5 Things the Next Generation of Xbox Kinect Should Do

Source: Microsoft

Microsoft has announced that it is continuing to innovate with the Kinect, Business Insider reports, with plans for additional upgrades next year.

Everyone expected it to kill the project after a second round of Xbox One systems hit the market without the Kinect in the box — a sign of lost faith — but the company says it plans to integrate Cortana and take it to the next level, per Business Insider.

What does the next level of Kinect look like? It’s unclear what we’ll see with the next system, but between the current version’s capabilities and the undelivered promises from two years ago, there’s a short list of things we’d like them to include in the evolution.

A lot of it starts with better integration and smarter responses.

1. Make the controls better and expand their reach

Source: Microsoft

Turning the console off and on with voice commands is a nice luxury, and a time-saver when you’re multi-tasking. It helps you change apps when someone leaves the room and get a few minutes of play in before they come back to finish watching something on Netflix.

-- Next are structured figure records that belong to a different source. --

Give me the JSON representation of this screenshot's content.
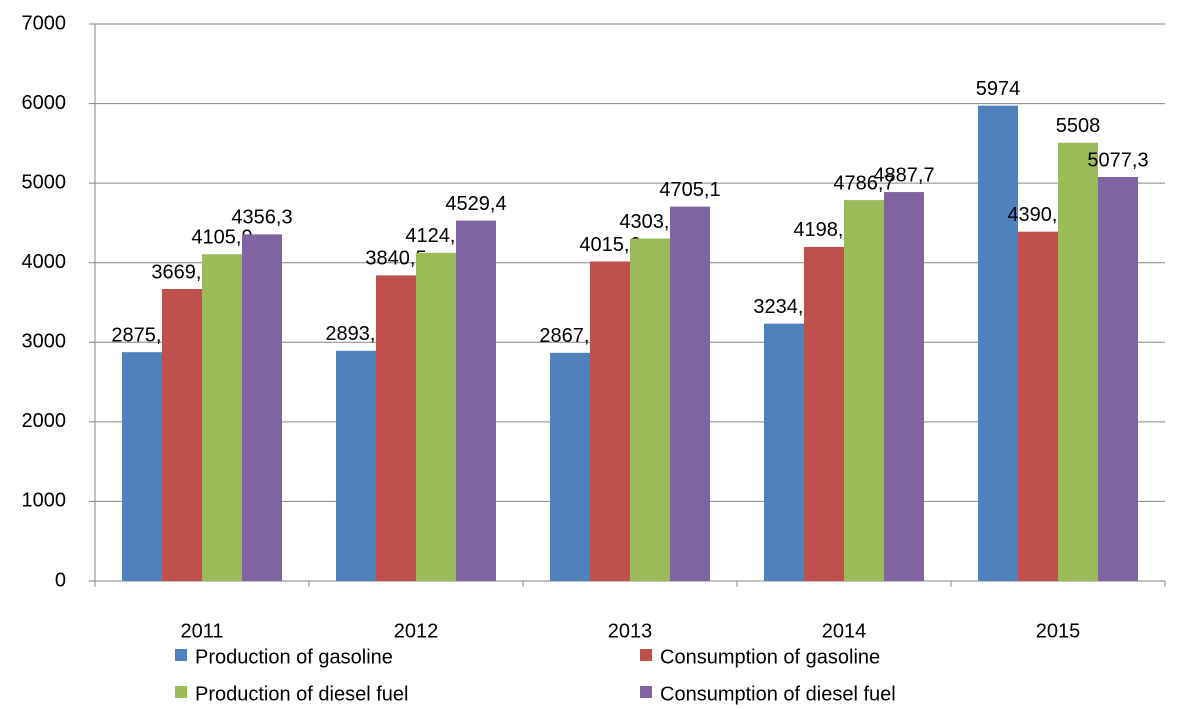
{
  "chart_data": {
    "type": "bar",
    "categories": [
      "2011",
      "2012",
      "2013",
      "2014",
      "2015"
    ],
    "series": [
      {
        "name": "Production of gasoline",
        "color": "#4f81bd",
        "values": [
          2875.6,
          2893.3,
          2867.9,
          3234.2,
          5974
        ],
        "value_labels": [
          "2875,6",
          "2893,3",
          "2867,9",
          "3234,2",
          "5974"
        ]
      },
      {
        "name": "Consumption of gasoline",
        "color": "#c0504d",
        "values": [
          3669.7,
          3840.5,
          4015.6,
          4198.7,
          4390.2
        ],
        "value_labels": [
          "3669,7",
          "3840,5",
          "4015,6",
          "4198,7",
          "4390,2"
        ]
      },
      {
        "name": "Production of diesel fuel",
        "color": "#9bbb59",
        "values": [
          4105.9,
          4124.6,
          4303.5,
          4786.7,
          5508
        ],
        "value_labels": [
          "4105,9",
          "4124,6",
          "4303,5",
          "4786,7",
          "5508"
        ]
      },
      {
        "name": "Consumption of diesel fuel",
        "color": "#8064a2",
        "values": [
          4356.3,
          4529.4,
          4705.1,
          4887.7,
          5077.3
        ],
        "value_labels": [
          "4356,3",
          "4529,4",
          "4705,1",
          "4887,7",
          "5077,3"
        ]
      }
    ],
    "ylim": [
      0,
      7000
    ],
    "yticks": [
      0,
      1000,
      2000,
      3000,
      4000,
      5000,
      6000,
      7000
    ],
    "grid": true,
    "legend": "bottom"
  }
}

But Kinect doesn’t recognize a hierarchy of users: Mom can’t turn off the console despite junior’s protests, and my roommate can switch apps because he wants to watch something on Hulu while I’m in the middle of a boss fight.

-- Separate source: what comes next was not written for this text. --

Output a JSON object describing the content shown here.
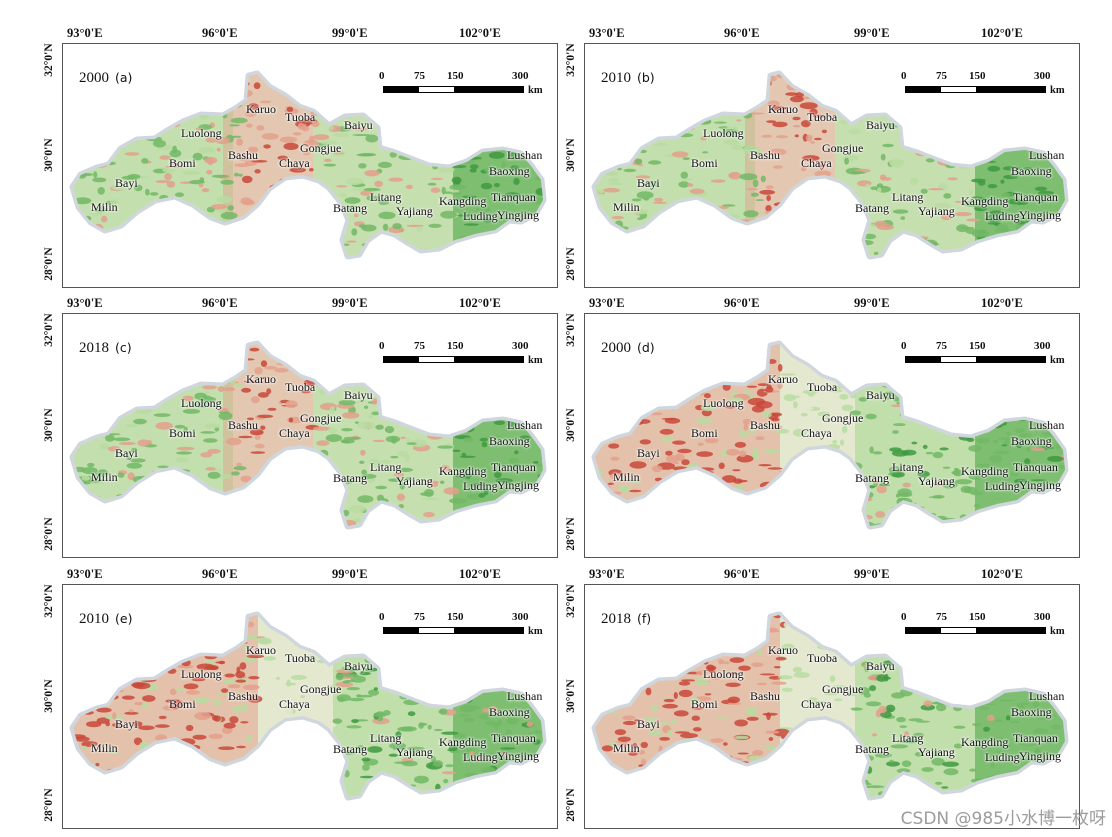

Microsoft can do better. It can also add peripheral commands: If it can turn my TV on, it can make volume control easier so I don’t have to put down a controller to make a cutscene quieter. It can use Cortana (reportedly in the works) to answer random questions for me, like a personal assistant. We expect that to happen flawlessly in the third generation.

2. Help indie game designers use them in new and interesting ways

Source: Microsoft

This is an important part of making the Kinect valuable to consumers. Game designers on the larger scale have been shying away from the Kinect, as many new buyers currently choose to get the console without the add-on. And who can blame them? The games making use of it are entirely too limited, and often not great.

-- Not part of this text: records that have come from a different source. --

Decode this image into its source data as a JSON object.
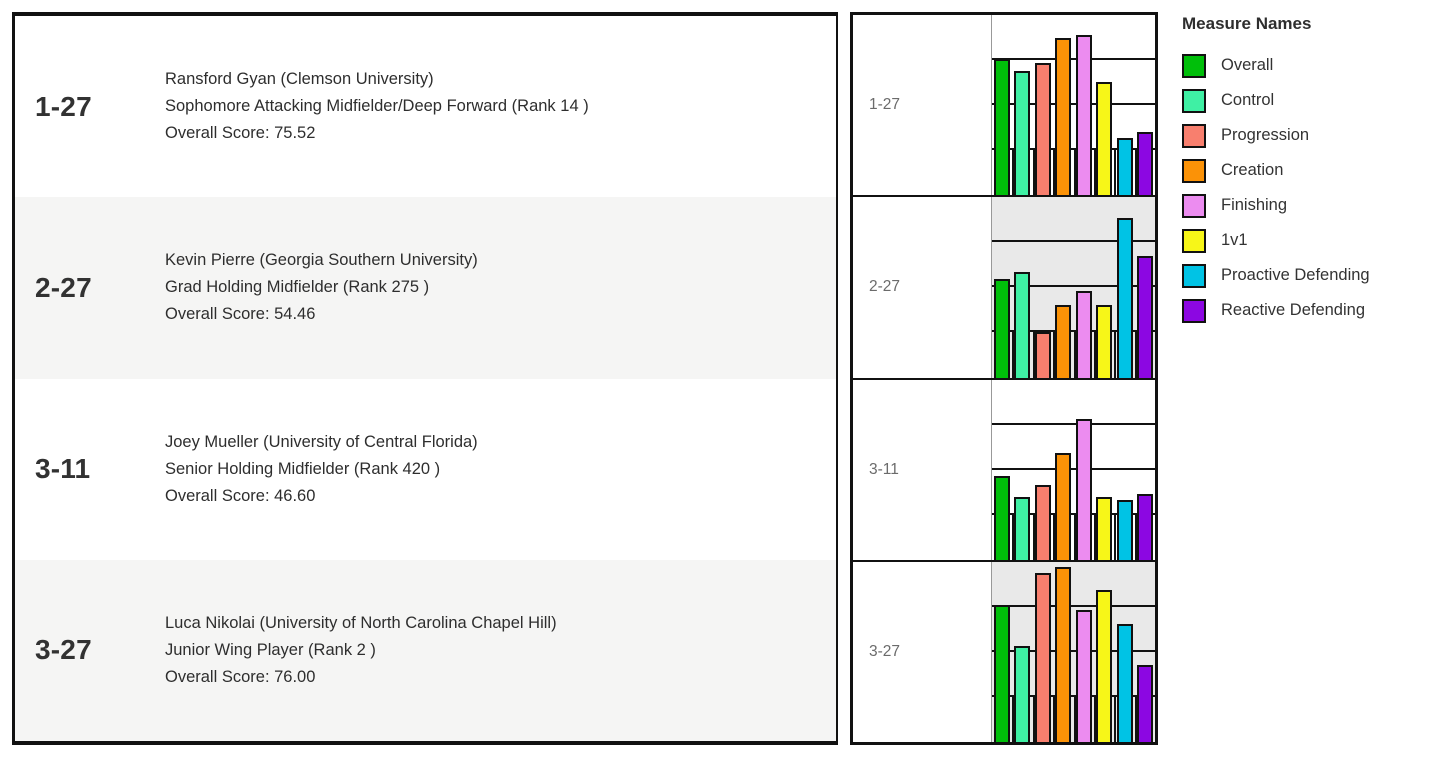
{
  "table": {
    "rows": [
      {
        "id": "1-27",
        "name": "Ransford Gyan (Clemson University)",
        "role": "Sophomore Attacking Midfielder/Deep Forward  (Rank 14 )",
        "score": "Overall Score: 75.52"
      },
      {
        "id": "2-27",
        "name": "Kevin Pierre (Georgia Southern University)",
        "role": "Grad Holding Midfielder  (Rank 275 )",
        "score": "Overall Score: 54.46"
      },
      {
        "id": "3-11",
        "name": "Joey Mueller (University of Central Florida)",
        "role": "Senior Holding Midfielder  (Rank 420 )",
        "score": "Overall Score: 46.60"
      },
      {
        "id": "3-27",
        "name": "Luca Nikolai (University of North Carolina Chapel Hill)",
        "role": "Junior Wing Player  (Rank 2 )",
        "score": "Overall Score: 76.00"
      }
    ]
  },
  "legend": {
    "title": "Measure Names",
    "items": [
      {
        "label": "Overall",
        "color": "#00bf0a"
      },
      {
        "label": "Control",
        "color": "#3ff0a4"
      },
      {
        "label": "Progression",
        "color": "#f87f6e"
      },
      {
        "label": "Creation",
        "color": "#fb9207"
      },
      {
        "label": "Finishing",
        "color": "#ec8cf0"
      },
      {
        "label": "1v1",
        "color": "#f7f618"
      },
      {
        "label": "Proactive Defending",
        "color": "#00c3e5"
      },
      {
        "label": "Reactive Defending",
        "color": "#8c07e2"
      }
    ]
  },
  "chart_data": {
    "type": "bar",
    "title": "Player measure profiles by player id",
    "categories": [
      "Overall",
      "Control",
      "Progression",
      "Creation",
      "Finishing",
      "1v1",
      "Proactive Defending",
      "Reactive Defending"
    ],
    "ylim": [
      0,
      100
    ],
    "gridlines": [
      25,
      50,
      75
    ],
    "legend_position": "right",
    "rows": [
      {
        "label": "1-27",
        "banded": false,
        "values": [
          75.52,
          69.0,
          73.5,
          87.0,
          89.0,
          63.0,
          31.5,
          35.0
        ]
      },
      {
        "label": "2-27",
        "banded": true,
        "values": [
          54.46,
          58.5,
          25.5,
          40.0,
          48.0,
          40.5,
          88.5,
          67.5
        ]
      },
      {
        "label": "3-11",
        "banded": false,
        "values": [
          46.6,
          35.0,
          41.5,
          59.0,
          78.0,
          35.0,
          33.0,
          36.5
        ]
      },
      {
        "label": "3-27",
        "banded": true,
        "values": [
          76.0,
          53.5,
          94.0,
          97.0,
          73.5,
          84.5,
          65.5,
          42.5
        ]
      }
    ]
  }
}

But indie designers have a lot more to gain from a fun, inventive use of voice and face recognition. Imagine indie horror games that make you hold still to avoid serial killers. Kinect currently has the ability to read your pulse; imagine interrogation games that can detect how well you lie. Imagine a narrator who can tell if you laughed at a joke. Excited? So are we. Let’s make it happen.

3. Emulate split screen so I can screen look at my friends.

Source: Thinkstock

I mean one of the best things about being able to be in the same room as the people you’re playing games with is to cheat, mock them, and watch them lose their tempers and rage quit. One of the best things about Goldeneye was seeing the red wipe across the rest of the players’ screens while you survived. Let’s bring that back remotely.

Also I want to know where that loser is sitting to camp and snipe. Seriously where is he?

4. Learn the difference between talking to the Xbox and about the Xbox

Source: Thinkstock

Some things need to be perfected before launch, and contextual behavior is one of those things. This comes back to better voice control, but the point here is context. We want Kinect to think before it acts. No, I don’t want the Xbox to turn off when I say, “I can’t turn the Xbox off right now.”

I don’t want to see a menu when I tell my friends we’re watching movies on the Xbox, and I don’t want to have to unplug the connect to answer questions while streaming from Twitch. It’s an infrequent problem, but little problems like this make you frustrated with otherwise useful technology, like a car that gets great mileage but has starter problems. Games can get away with a day or two of bugs before an update, but hardware shouldn’t take weeks to work the bugs out.

5. Let a room full of people play party games with face and voice recognition

Source: Thinkstock

Source: Thinkstock

Games like Jeopardy and Dungeons and Dragons are meant to be conversational, not rigid and full of pull-down menus. There’s a time and a place for that, but it’s not sitting around the room in a circle, passing a controller around. People should be shouting, and getting excited.

Besides, there are games that require a certain amount of verbal communication. It makes sense to use controllers for things like dice rolls, or even as buzzers for game shows. But when you can say the answer to a puzzle, or speak a command, it makes the game feel less constrained, and more enjoyable.